When you’re working so much with dead stock, is it a challenge to source your fabric?
It’s a running joke in the studio that when I go to reorder a particular fabric, it’s no longer available. Due to us using primarily dead stock that’s left over from fabric mills, I have to be smart and predict what will be popular, and buy what’s available because there’s no chance of restocking later on. This means my studio is more of a hoarder’s cave than anything. Lately I’ve been sourcing sustainable staple fabrics (bamboo, organic cotton, recycled polyester) so we can offer some signature designs that we can keep in stock all year round.
“In each collection I do like to make at least one piece … with no other purpose than gothic drama and indulgence.”
I saw in September you posted about seeing rip-offs of your clothing designs on sites like Aliexpress. How often does that kind of thing happen to you, and what kind of recourse can you take in those situations?
Yes, a very sad situation but not uncommon for independent designers. My Asylum Coat is the only design that’s been ripped off and mass-produced in China, and unfortunately I didn’t (and still don’t) have the resources to legally tackle the guilty company. I decided at the time to buy the fake jacket and compare it to my own in a video. It explained the cost of ethical, conscious fashion and the detriment rip-offs have on not just independent designers but the workers making the clothes who endure poor working conditions and nothing near a living wage. Turning a bad situation into an educational opportunity was very healing, and I’m at peace with the incident now. Until it happens again.

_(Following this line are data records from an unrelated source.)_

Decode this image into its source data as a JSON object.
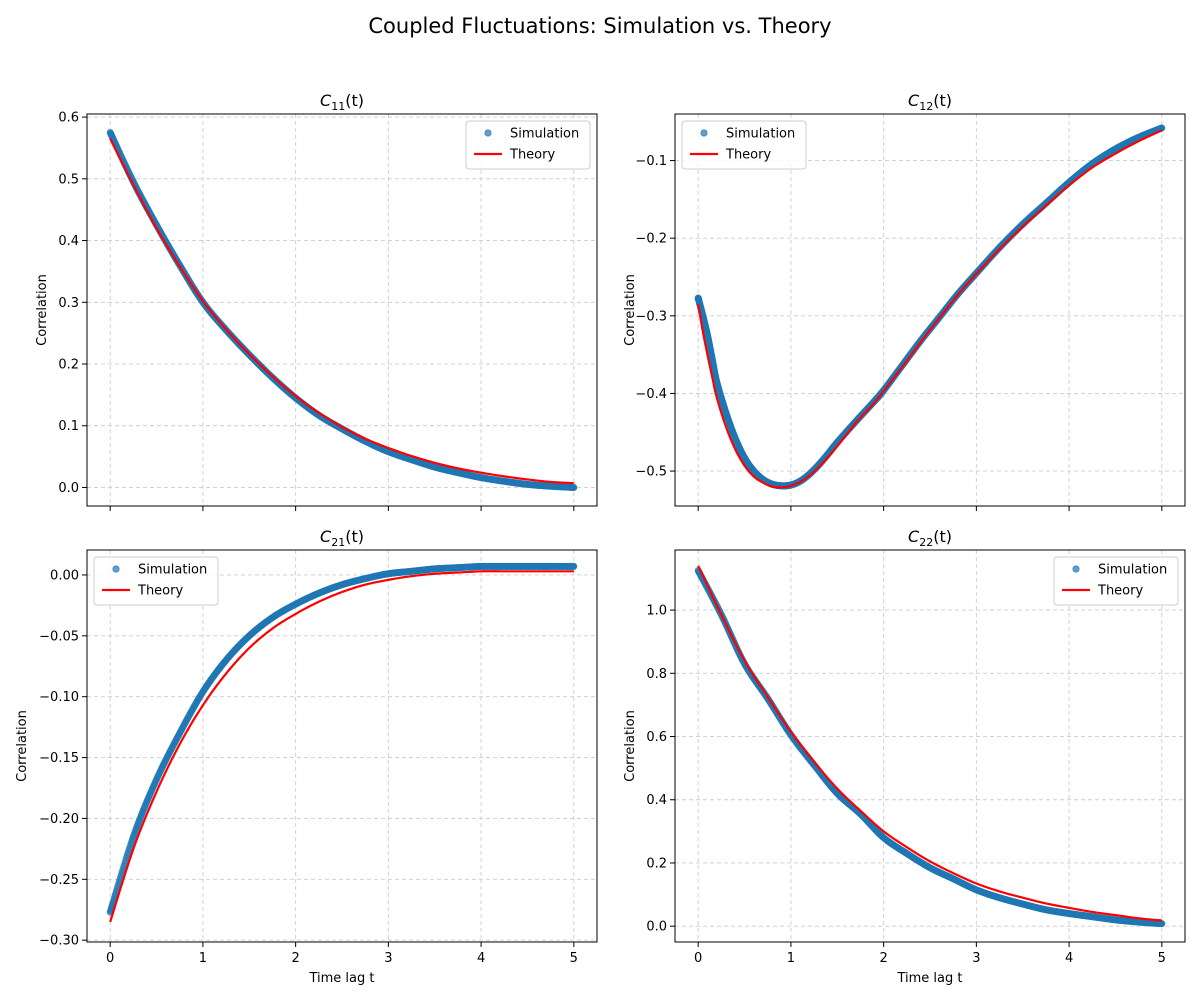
{
  "figure": {
    "title": "Coupled Fluctuations: Simulation vs. Theory"
  },
  "colors": {
    "simulation": "#1f77b4",
    "theory": "#ff0000",
    "grid": "#cccccc"
  },
  "chart_data": [
    {
      "type": "line",
      "title_main": "C",
      "title_sub": "11",
      "title_suffix": "(t)",
      "xlabel": "",
      "ylabel": "Correlation",
      "xlim": [
        -0.25,
        5.25
      ],
      "ylim": [
        -0.03,
        0.605
      ],
      "xticks": [
        0,
        1,
        2,
        3,
        4,
        5
      ],
      "yticks": [
        0.0,
        0.1,
        0.2,
        0.3,
        0.4,
        0.5,
        0.6
      ],
      "ytick_labels": [
        "0.0",
        "0.1",
        "0.2",
        "0.3",
        "0.4",
        "0.5",
        "0.6"
      ],
      "grid": true,
      "legend_position": "top-right",
      "series": [
        {
          "name": "Simulation",
          "style": "scatter",
          "x": [
            0,
            0.25,
            0.5,
            0.75,
            1.0,
            1.25,
            1.5,
            1.75,
            2.0,
            2.25,
            2.5,
            2.75,
            3.0,
            3.25,
            3.5,
            3.75,
            4.0,
            4.25,
            4.5,
            4.75,
            5.0
          ],
          "y": [
            0.575,
            0.495,
            0.425,
            0.36,
            0.3,
            0.255,
            0.215,
            0.178,
            0.145,
            0.117,
            0.095,
            0.075,
            0.058,
            0.045,
            0.033,
            0.024,
            0.016,
            0.01,
            0.005,
            0.002,
            0.0
          ]
        },
        {
          "name": "Theory",
          "style": "line",
          "x": [
            0,
            0.25,
            0.5,
            0.75,
            1.0,
            1.25,
            1.5,
            1.75,
            2.0,
            2.25,
            2.5,
            2.75,
            3.0,
            3.25,
            3.5,
            3.75,
            4.0,
            4.25,
            4.5,
            4.75,
            5.0
          ],
          "y": [
            0.565,
            0.49,
            0.42,
            0.358,
            0.302,
            0.256,
            0.216,
            0.18,
            0.148,
            0.121,
            0.098,
            0.079,
            0.064,
            0.051,
            0.04,
            0.031,
            0.024,
            0.018,
            0.013,
            0.009,
            0.007
          ]
        }
      ]
    },
    {
      "type": "line",
      "title_main": "C",
      "title_sub": "12",
      "title_suffix": "(t)",
      "xlabel": "",
      "ylabel": "Correlation",
      "xlim": [
        -0.25,
        5.25
      ],
      "ylim": [
        -0.545,
        -0.04
      ],
      "xticks": [
        0,
        1,
        2,
        3,
        4,
        5
      ],
      "yticks": [
        -0.5,
        -0.4,
        -0.3,
        -0.2,
        -0.1
      ],
      "ytick_labels": [
        "−0.5",
        "−0.4",
        "−0.3",
        "−0.2",
        "−0.1"
      ],
      "grid": true,
      "legend_position": "top-left",
      "series": [
        {
          "name": "Simulation",
          "style": "scatter",
          "x": [
            0,
            0.05,
            0.1,
            0.15,
            0.2,
            0.3,
            0.4,
            0.5,
            0.6,
            0.7,
            0.8,
            0.9,
            1.0,
            1.1,
            1.2,
            1.3,
            1.4,
            1.5,
            1.7,
            1.9,
            2.0,
            2.2,
            2.4,
            2.6,
            2.8,
            3.0,
            3.25,
            3.5,
            3.75,
            4.0,
            4.25,
            4.5,
            4.75,
            5.0
          ],
          "y": [
            -0.277,
            -0.3,
            -0.325,
            -0.355,
            -0.385,
            -0.425,
            -0.458,
            -0.483,
            -0.5,
            -0.511,
            -0.517,
            -0.519,
            -0.518,
            -0.513,
            -0.504,
            -0.492,
            -0.478,
            -0.463,
            -0.436,
            -0.41,
            -0.396,
            -0.364,
            -0.332,
            -0.302,
            -0.272,
            -0.245,
            -0.212,
            -0.182,
            -0.155,
            -0.128,
            -0.104,
            -0.085,
            -0.07,
            -0.058
          ]
        },
        {
          "name": "Theory",
          "style": "line",
          "x": [
            0,
            0.05,
            0.1,
            0.15,
            0.2,
            0.3,
            0.4,
            0.5,
            0.6,
            0.7,
            0.8,
            0.9,
            1.0,
            1.1,
            1.2,
            1.3,
            1.4,
            1.5,
            1.7,
            1.9,
            2.0,
            2.2,
            2.4,
            2.6,
            2.8,
            3.0,
            3.25,
            3.5,
            3.75,
            4.0,
            4.25,
            4.5,
            4.75,
            5.0
          ],
          "y": [
            -0.285,
            -0.32,
            -0.35,
            -0.378,
            -0.405,
            -0.443,
            -0.472,
            -0.493,
            -0.507,
            -0.515,
            -0.52,
            -0.521,
            -0.519,
            -0.514,
            -0.506,
            -0.495,
            -0.482,
            -0.468,
            -0.438,
            -0.412,
            -0.397,
            -0.366,
            -0.334,
            -0.303,
            -0.273,
            -0.246,
            -0.214,
            -0.185,
            -0.158,
            -0.132,
            -0.109,
            -0.091,
            -0.075,
            -0.061
          ]
        }
      ]
    },
    {
      "type": "line",
      "title_main": "C",
      "title_sub": "21",
      "title_suffix": "(t)",
      "xlabel": "Time lag t",
      "ylabel": "Correlation",
      "xlim": [
        -0.25,
        5.25
      ],
      "ylim": [
        -0.3015,
        0.0205
      ],
      "xticks": [
        0,
        1,
        2,
        3,
        4,
        5
      ],
      "yticks": [
        -0.3,
        -0.25,
        -0.2,
        -0.15,
        -0.1,
        -0.05,
        0.0
      ],
      "ytick_labels": [
        "−0.30",
        "−0.25",
        "−0.20",
        "−0.15",
        "−0.10",
        "−0.05",
        "0.00"
      ],
      "grid": true,
      "legend_position": "top-left",
      "series": [
        {
          "name": "Simulation",
          "style": "scatter",
          "x": [
            0,
            0.25,
            0.5,
            0.75,
            1.0,
            1.25,
            1.5,
            1.75,
            2.0,
            2.25,
            2.5,
            2.75,
            3.0,
            3.25,
            3.5,
            3.75,
            4.0,
            4.25,
            4.5,
            4.75,
            5.0
          ],
          "y": [
            -0.277,
            -0.215,
            -0.168,
            -0.13,
            -0.096,
            -0.07,
            -0.05,
            -0.035,
            -0.024,
            -0.015,
            -0.008,
            -0.003,
            0.001,
            0.003,
            0.005,
            0.006,
            0.007,
            0.007,
            0.007,
            0.007,
            0.007
          ]
        },
        {
          "name": "Theory",
          "style": "line",
          "x": [
            0,
            0.25,
            0.5,
            0.75,
            1.0,
            1.25,
            1.5,
            1.75,
            2.0,
            2.25,
            2.5,
            2.75,
            3.0,
            3.25,
            3.5,
            3.75,
            4.0,
            4.25,
            4.5,
            4.75,
            5.0
          ],
          "y": [
            -0.285,
            -0.225,
            -0.178,
            -0.139,
            -0.107,
            -0.081,
            -0.06,
            -0.044,
            -0.032,
            -0.022,
            -0.014,
            -0.008,
            -0.004,
            -0.001,
            0.001,
            0.002,
            0.003,
            0.003,
            0.003,
            0.003,
            0.003
          ]
        }
      ]
    },
    {
      "type": "line",
      "title_main": "C",
      "title_sub": "22",
      "title_suffix": "(t)",
      "xlabel": "Time lag t",
      "ylabel": "Correlation",
      "xlim": [
        -0.25,
        5.25
      ],
      "ylim": [
        -0.05,
        1.19
      ],
      "xticks": [
        0,
        1,
        2,
        3,
        4,
        5
      ],
      "yticks": [
        0.0,
        0.2,
        0.4,
        0.6,
        0.8,
        1.0
      ],
      "ytick_labels": [
        "0.0",
        "0.2",
        "0.4",
        "0.6",
        "0.8",
        "1.0"
      ],
      "grid": true,
      "legend_position": "top-right",
      "series": [
        {
          "name": "Simulation",
          "style": "scatter",
          "x": [
            0,
            0.25,
            0.5,
            0.75,
            1.0,
            1.25,
            1.5,
            1.75,
            2.0,
            2.25,
            2.5,
            2.75,
            3.0,
            3.25,
            3.5,
            3.75,
            4.0,
            4.25,
            4.5,
            4.75,
            5.0
          ],
          "y": [
            1.125,
            0.985,
            0.83,
            0.72,
            0.605,
            0.51,
            0.42,
            0.355,
            0.28,
            0.23,
            0.185,
            0.15,
            0.115,
            0.09,
            0.07,
            0.052,
            0.04,
            0.03,
            0.02,
            0.013,
            0.008
          ]
        },
        {
          "name": "Theory",
          "style": "line",
          "x": [
            0,
            0.25,
            0.5,
            0.75,
            1.0,
            1.25,
            1.5,
            1.75,
            2.0,
            2.25,
            2.5,
            2.75,
            3.0,
            3.25,
            3.5,
            3.75,
            4.0,
            4.25,
            4.5,
            4.75,
            5.0
          ],
          "y": [
            1.14,
            0.985,
            0.84,
            0.725,
            0.615,
            0.52,
            0.435,
            0.365,
            0.3,
            0.25,
            0.205,
            0.168,
            0.135,
            0.11,
            0.09,
            0.072,
            0.058,
            0.045,
            0.035,
            0.025,
            0.018
          ]
        }
      ]
    }
  ]
}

How long is the full process, from initial design to packaging? What’s it like? Have you developed any specific work habits that make things easier or improve quality?

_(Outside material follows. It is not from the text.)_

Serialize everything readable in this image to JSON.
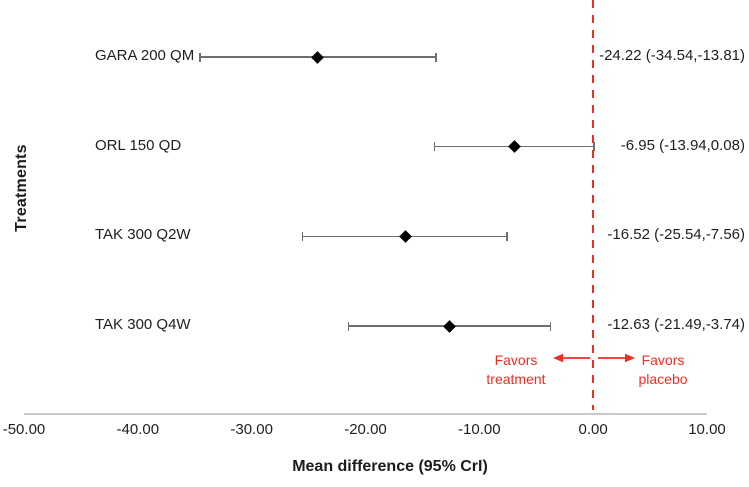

Producing everything in-house means if I want to, the process of executing a new design can be remarkably quick compared to huge fashion houses. However, when it comes to manufacturing and presenting, that’s where we take the “slower” route. We have a fairly smooth operation with my studio assistant, Alex, cutting out orders as they come in, and my two seamstresses (a mother-daughter team) putting them together. Then there’s quality control to oversee and pressing, and finally packaging in our gift wrapping and recycled boxes, before I ship them out. The process takes around two to three weeks depending on how busy orders are. I’ve learned that customers don’t mind the wait—and in fact it infuses a sense of “made just for me” that I think adds value to the clothing.
Your models on social media are diverse, which sadly still seems to be rather uncommon in gothic fashion. Is intersectionality something you consciously focus on?

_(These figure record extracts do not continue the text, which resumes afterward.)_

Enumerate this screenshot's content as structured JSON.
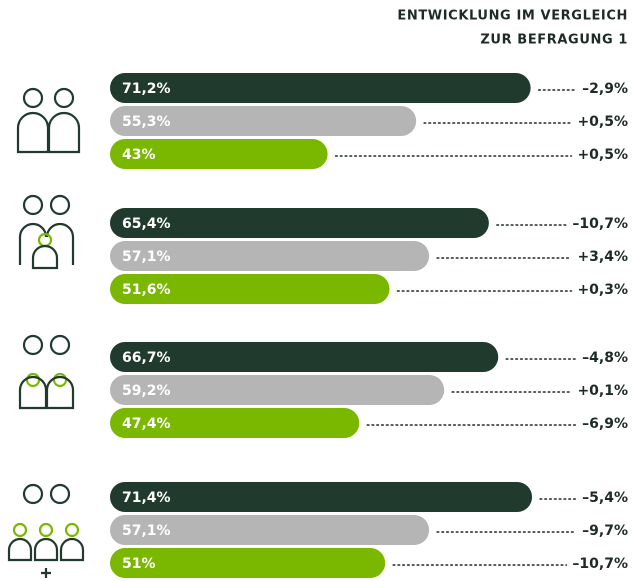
{
  "chart_data": {
    "type": "bar",
    "title_lines": [
      "ENTWICKLUNG IM VERGLEICH",
      "ZUR BEFRAGUNG 1"
    ],
    "categories": [
      null,
      null,
      null,
      null
    ],
    "series": [
      {
        "color": "#213a2e",
        "values": [
          71.2,
          65.4,
          66.7,
          71.4
        ],
        "value_labels": [
          "71,2%",
          "65,4%",
          "66,7%",
          "71,4%"
        ],
        "change_labels": [
          "–2,9%",
          "–10,7%",
          "–4,8%",
          "–5,4%"
        ]
      },
      {
        "color": "#b5b5b5",
        "values": [
          55.3,
          57.1,
          59.2,
          57.1
        ],
        "value_labels": [
          "55,3%",
          "57,1%",
          "59,2%",
          "57,1%"
        ],
        "change_labels": [
          "+0,5%",
          "+3,4%",
          "+0,1%",
          "–9,7%"
        ]
      },
      {
        "color": "#7ab800",
        "values": [
          43,
          51.6,
          47.4,
          51
        ],
        "value_labels": [
          "43%",
          "51,6%",
          "47,4%",
          "51%"
        ],
        "change_labels": [
          "+0,5%",
          "+0,3%",
          "–6,9%",
          "–10,7%"
        ]
      }
    ]
  }
}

I’m glad you think so, however I think there’s still more to be done in this area. I realize as a brand, social media is where many people look for representation, and in gothic fashion it’s typically pale, white, slender women. Women of color, women of all sizes, and trans women are all a part of this community, and it’s my intention to do more to represent them moving forward.
Do you ever think about scaling up to wholesale? Does that interest you at all?
When I first started the brand, I thought wholesale was a measure of success as it was what people frequently asked me when they learned I had a label: “Where are you stocked?” I tried it for a while but it wasn’t sustainable, making piles of clothes for 40% of the retail price and sending them off to be sold elsewhere. It felt wrong to me and I eventually decided that wholesale wasn’t right for Sanctus, so for now you can only buy it on our website, where we can carefully oversee every step of the process. It’s amazing to have a direct connection with my customers and I intend to keep it that way. Eventually, I’d like to have a flagship store in London but only when the business is ready.